Google has released a supplemental patch for the Dirty COW Linux exploit that can be used by hackers to gain some control over some Android devices and execute malicious code.

While Google has yet to release an official, ‘full-fat’ fix for the flaw, the supplemental patch provides firmware updates to help tackle the security hole, while at the same time affording its partners the flexibility to find faster fixes for the new vulnerability in Android rather than being reliant on Google for the patch.

According to the search giant, the supplemental patch designation indicates that a device has already addressed the issues associated with Dirty COW. A full patch for Dirty COW is slated for release in the December Android Security Bulletin.

The flaw is a particularly nasty one as it can effect most version of Linux, which in part underpins many software systems including Android.

Fighting flaws

Highland cowDirty COW can be used to exploit the way the Linux kernel’s memory subsystem handles the copy-on-write (COW) breakage of private read-only memory mappings, hence its name.

This allows an unprivileged user to use the flaw to gain access to otherwise read-only memory, and from there they can increase their privileges on a targeted system or device and potentially execute code. Given the amount of Linux based system out in the world, Dirty COW has the scope to be used as a means for hackers to gain access to them.

The hole appears to be tricky to combat once it exploited as Red Hat noted is can be used in different layers of Linux making hacker attacks difficult to defend against with traditional security software.

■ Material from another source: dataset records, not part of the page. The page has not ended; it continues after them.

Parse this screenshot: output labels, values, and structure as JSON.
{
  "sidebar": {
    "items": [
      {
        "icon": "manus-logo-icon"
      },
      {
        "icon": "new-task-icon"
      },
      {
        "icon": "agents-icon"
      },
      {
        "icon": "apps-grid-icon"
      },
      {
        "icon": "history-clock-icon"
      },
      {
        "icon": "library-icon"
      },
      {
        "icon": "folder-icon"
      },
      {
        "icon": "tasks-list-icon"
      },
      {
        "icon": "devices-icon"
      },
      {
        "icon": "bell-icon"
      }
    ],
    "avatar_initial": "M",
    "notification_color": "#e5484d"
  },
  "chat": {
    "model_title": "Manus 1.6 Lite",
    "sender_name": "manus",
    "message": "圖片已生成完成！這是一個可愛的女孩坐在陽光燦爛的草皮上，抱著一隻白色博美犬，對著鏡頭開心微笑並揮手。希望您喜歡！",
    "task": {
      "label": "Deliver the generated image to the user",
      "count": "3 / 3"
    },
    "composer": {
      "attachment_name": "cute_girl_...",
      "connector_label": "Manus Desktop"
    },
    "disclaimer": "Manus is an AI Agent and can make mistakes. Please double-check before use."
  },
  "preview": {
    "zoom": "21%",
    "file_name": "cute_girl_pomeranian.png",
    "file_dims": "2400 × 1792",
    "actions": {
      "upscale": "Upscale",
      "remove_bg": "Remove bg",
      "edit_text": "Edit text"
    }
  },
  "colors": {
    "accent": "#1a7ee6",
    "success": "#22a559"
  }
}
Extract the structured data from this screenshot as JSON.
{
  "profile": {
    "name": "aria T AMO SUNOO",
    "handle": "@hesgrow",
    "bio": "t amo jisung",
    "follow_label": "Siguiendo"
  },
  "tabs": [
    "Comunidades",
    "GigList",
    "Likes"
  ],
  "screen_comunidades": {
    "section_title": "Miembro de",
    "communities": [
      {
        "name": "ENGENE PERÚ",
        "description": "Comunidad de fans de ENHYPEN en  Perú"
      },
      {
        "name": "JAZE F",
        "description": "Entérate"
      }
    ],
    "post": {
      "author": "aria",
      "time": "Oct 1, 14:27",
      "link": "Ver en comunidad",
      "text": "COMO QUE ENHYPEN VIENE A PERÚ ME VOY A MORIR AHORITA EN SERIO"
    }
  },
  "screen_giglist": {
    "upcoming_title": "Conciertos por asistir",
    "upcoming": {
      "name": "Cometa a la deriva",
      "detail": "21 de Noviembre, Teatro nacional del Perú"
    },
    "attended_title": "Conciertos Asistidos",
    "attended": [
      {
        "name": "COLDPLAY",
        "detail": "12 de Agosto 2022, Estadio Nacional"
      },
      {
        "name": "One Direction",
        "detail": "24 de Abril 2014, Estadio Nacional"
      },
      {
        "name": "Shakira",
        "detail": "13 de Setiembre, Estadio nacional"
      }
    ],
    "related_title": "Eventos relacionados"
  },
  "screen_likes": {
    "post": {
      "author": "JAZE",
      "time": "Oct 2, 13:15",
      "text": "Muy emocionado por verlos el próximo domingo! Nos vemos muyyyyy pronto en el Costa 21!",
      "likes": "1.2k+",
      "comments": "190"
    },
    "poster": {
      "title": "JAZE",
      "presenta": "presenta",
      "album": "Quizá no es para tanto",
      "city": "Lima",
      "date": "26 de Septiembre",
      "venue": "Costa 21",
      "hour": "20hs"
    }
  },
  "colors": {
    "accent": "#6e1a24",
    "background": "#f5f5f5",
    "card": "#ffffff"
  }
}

“Due to the attack complexity, differentiating between legitimate use and attack cannot be done easily, but the attack may be detected by comparing the size of the binary against the size of the original binary,” Red Hat explained.

“This implies that antivirus can be programmed to detect the attack but not to block it unless binaries are blocked altogether.”

All this means that while Dirty COW is not necessarily a dangerous security flaw by itself, but it can enable hackers with malicious intent to wreak havoc on targeted devices.

Dirty COW has apparently been around for nearly a decade but has recently been unearthed and exploited according to Red Hat researchers.

While Google takes a pro-active approach to securing Android, the cyber threats do not seem to be slowing down with the DressCode malware recently discovered to have infected hundreds of Google Play apps.